Text Johns Hopkins study experts supposedly seem to have exposed the malfunctioning gene which appears to cause high concentrations of blood urate. Inefficiency in removing urate from the blood apparently increases the concentration and crystallization. It is believed that blood urate seems to form crystals in joint tissue leading to painful inflammation.

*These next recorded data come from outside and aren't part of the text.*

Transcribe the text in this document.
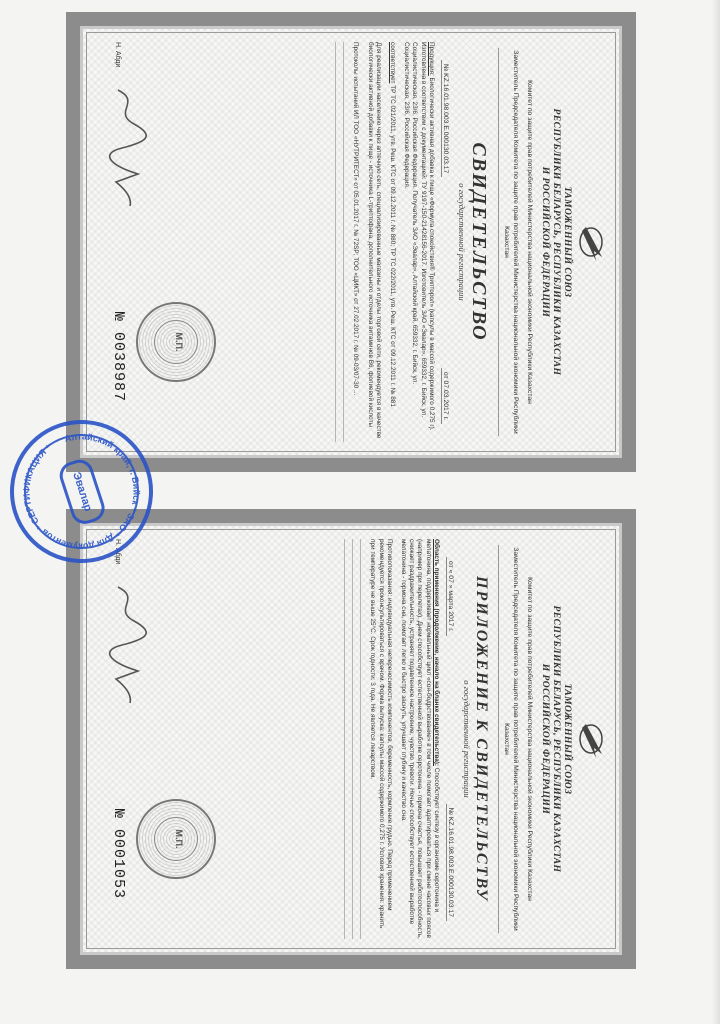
ТАМОЖЕННЫЙ СОЮЗ
РЕСПУБЛИКИ БЕЛАРУСЬ, РЕСПУБЛИКИ КАЗАХСТАН
И РОССИЙСКОЙ ФЕДЕРАЦИИ
Комитет по защите прав потребителей Министерства национальной экономики Республики Казахстан
Заместитель Председателя Комитета по защите прав потребителей Министерства национальной экономики Республики Казахстан
СВИДЕТЕЛЬСТВО
о государственной регистрации
№ KZ.16.01.98.003.Е.000130.03.17
от 07.03.2017 г.
Продукция: Биологически активная добавка к пище «Формула спокойствия® Трипторол» (капсулы в массой содержимого 0,275 г). Изготовлена в соответствии с документацией: ТУ 9197-150-21428156-2017. Изготовитель ЗАО «Эвалар», 659332, г. Бийск, ул. Социалистическая, 23/6, Российская Федерация. Получатель ЗАО «Эвалар», Алтайский край, 659332, г. Бийск, ул. Социалистическая, 23/6, Российская Федерация.
соответствует ТР ТС 021/2011, утв. Реш. КТС от 09.12.2011 г. № 880; ТР ТС 022/2011, утв. Реш. КТС от 09.12.2011 г. № 881
Для реализации населению через аптечную сеть, специализированные магазины и отделы торговой сети, рекомендуется в качестве биологически активной добавки к пище - источника L-триптофана, дополнительного источника витаминов В6, фолиевой кислоты
Протоколы испытаний ИЛ ТОО «НУТРИТЕСТ» от 05.01.2017 г. № 72SP; ТОО «ЦИКТ» от 27.02.2017 г. № 09-03/07-30 ...
Н. Абди
М.П.
№ 0038987
ТАМОЖЕННЫЙ СОЮЗ
РЕСПУБЛИКИ БЕЛАРУСЬ, РЕСПУБЛИКИ КАЗАХСТАН
И РОССИЙСКОЙ ФЕДЕРАЦИИ
Комитет по защите прав потребителей Министерства национальной экономики Республики Казахстан
Заместитель Председателя Комитета по защите прав потребителей Министерства национальной экономики Республики Казахстан
ПРИЛОЖЕНИЕ К СВИДЕТЕЛЬСТВУ
о государственной регистрации
от « 07 » марта 2017 г.
№ KZ.16.01.98.003.Е.000130.03.17
Область применения (продолжение, начало на бланке свидетельства): Способствует синтезу в организме серотонина и мелатонина, поддерживает нормальный цикл «сон-бодрствование» в том числе помогает адаптироваться при смене часовых поясов (например при перелетах). Днем способствует естественной выработке серотонина - гормона счастья, повышает работоспособность, снижает раздражительность, устраняет подавленное настроение, чувство тревоги. Ночью способствует естественной выработке мелатонина - гормона сна, помогает легко и быстро заснуть, улучшает глубину и качество сна.
Противопоказания: индивидуальная непереносимость компонентов, беременность, кормление грудью. Перед применением рекомендуется проконсультироваться с врачом. Форма выпуска: капсулы массой содержимого 0,275 г. Условия хранения: хранить при температуре не выше 25°С. Срок годности: 3 года. Не является лекарством.
Н. Абди
М.П.
№ 0001053
Алтайский край, г. Бийск * ЗАО * Для документов * СЕРТИФИКАЦИЯ *
Эвалар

It was noted that the study seems to have been initiated 20 years back. The blood collected from the participants was believed to have been examined for a variety of chemical elements, including uric acid. The participants evidently even reported whether they had ever been diagnosed with gout or not. It is believed that these details may help the experts’ link information from DNA, uric acid levels and gout. A noted distinctive feature of gout disease was stated to be inflammation and pain.

An international team of experts were believed to have analyzed the genomes of about 12,000 individuals in order to discover a genetic cause for gout. More so Johns Hopkins scientists were also stated to have been a part of this evaluation, which was conducted about a year back.

Apparently, the study experts have found a gene called ABCG2, which is believed to create a protein that normally seems to transport urate out of the kidney and into urine. The ABCG2 protein also appears to be located in the kidney at a site where urate excretion takes place.

Michael Kottgen, a bio-chemistry study associate in the Johns Hopkins University School of Medicine has stated that, “As the first major gene identified to cause gout, we believe that ABCG2 also represents an attractive new drug target.”

For the purpose of the study, these experts have apparently used frog egg cells which were genetically engineered with human DNA to establish the role of the ABCG2 gene as a cause of gout. Evidently, excess of rich food and alcohol appears be responsible for the development of gout. Approximately 3 million Americans seems to be suffering from this painful type of arthritis. Also, the experts seem to believe that the ABCG2 gene may be accountable for about 10 percent of gout in Caucasians.

The experts have assumingly unveiled the cells with the mutant ABCG2 protein which seems to excrete uric acid at a lesser rate. “We were able to show for what we believe is the first time that the ABCG2 protein is vital for transporting urate out of cells,” says Owen Woodward, a postdoctoral member in physiology in the Johns Hopkins University School of Medicine.

“It’s exciting that a finding from genome-wide association studies has been directly translated into better understanding physiology and perhaps will help us find better clinical therapies”, confirmed Anna Kottgen, an epidemiologist in the Johns Hopkins University Bloomberg School of Public Health.

These experts have stated that one strategy which might aid in identifying a drug may make the excretion faster and more efficient by activating the “urate transporter” protein.

This study has been published online in Early Edition PNAS.